Orange Alert

“What Are Nuns Really Up To?”

Feminist Theologian, Sandra Schneiders, Headlines Borgognoni Lecture

Sept. 16, 2016, by Renée K. Gadoua

Sandra Schneiders
Sandra Schneiders

Sandra Schneiders, pioneering feminist theologian and New Testament scholar, will deliver the Joseph and Amelia Borgognoni Lecture in Catholic Theology and Religion in Society.

She will present a talk titled “What are Nuns Really Up To?” on Monday, Oct. 10, at 7 p.m. in Maxwell Auditorium. It is free and open to the public. A book signing will follow the lecture. For more information, contact the Department of Religion in the College of Arts and Sciences at 315.443.3863.

The lecture is made possible by the Borgognoni Fund, held in the religion department.

Schneiders is professor emerita in the Jesuit School of Theology at the Graduate Theological Union in Berkeley, California, and a member of the Sisters, Servants of the Immaculate Heart of Mary of Monroe, Michigan, a Catholic women’s religious community.

“Sandra Schneiders brings both scholarly and deeply lived experience to her work on the place of nuns in contemporary life and in the Catholic Church,” says Margaret Susan Thompson, chair of the Borgognoni Fund's faculty steering committee. Thompson is based in the Maxwell School, where she serves as associate professor of history and political science and as a senior research scholar of the Campbell Public Affairs Institute.

Schneiders received a doctorate in 1975 from Pontifical Gregorian University in Rome. She was one of the first two nuns to receive a theology doctorate from a pontifical university, which until then had been off limits to women. She also was the first non-Jesuit and first woman professor to be tenured at the Jesuit School of Theology.

In 2015, she donated her professional papers to Santa Clara University. The gift highlights her importance as an expert in modern theology and spirituality of women religious, says Amanda Kaminski, Schneiders’s research assistant. Her life and work “is both a model and a rich microcosm of the growth in ‘faithful feminism’ and Christian spirituality after Vatican II,” Kaminski says in a university website story.

An exhibit of pieces from Schneiders’ collection is on display at Santa Clara through Dec. 2. The exhibit includes items that reflect the opposition she faced from critics who accused her of holding “radical feminist” or anti-Catholic views.

In 2014, Schneiders received the Yves Congar Award for Theological Excellence from Barry University in Florida. In 2013, she received the Association of Catholic Colleges and Universities Monika K. Hellwig Award for Outstanding Contribution to Catholic Intellectual Life, and in 2012 she was honored by the Leadership Conference of Women Religious as recipient of their Annual Outstanding Leadership Award. She also won the 2006 John Courtney Murray Award, the highest honor bestowed by the Catholic Theological Society of America.

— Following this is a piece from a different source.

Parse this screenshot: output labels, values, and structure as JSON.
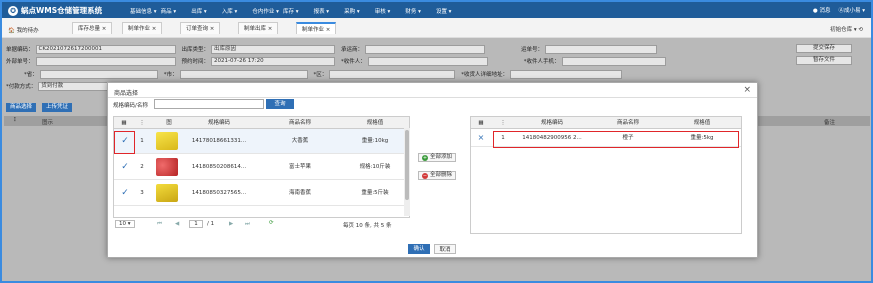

Schneiders is the author of more than a dozen books and countless scholarly articles. Publications include “Jesus Risen in Our Midst: Essays on the Resurrection of Jesus in the Fourth Gospel” (Michael Glazier, 2013), “The Resurrection: Did It Really Happen and Why Does That Matter?” (Tsehai Publisher, 2013), “Prophets in Their Own Country: Women Religious Bearing Witness to the Gospel in a Troubled Church” (Orbis Books, 2011) and an authoritative three-volume work on the theology of women’s religious life.

The Borgognoni Lecture, now in its fifth year, is made possible by the late Monsignor Charles L. Borgognoni (a.k.a. Father Charles), longtime Roman Catholic chaplain of the St. Thomas More Campus Ministry. Before his death in 2007, Borgognoni established a fund in memory of his parents, Joseph and Amelia, to promote the study of Catholic theology and religion in society at Syracuse.

The Borgognoni Fund also relies on the generosity of friends and alumni, including Judith Pistaki Zelisko ’72, a member of the College of Arts and Sciences’ board of visitors, and Charles Borgognoni ’76, nephew of Father Charles, both of whom spearheaded fundraising efforts.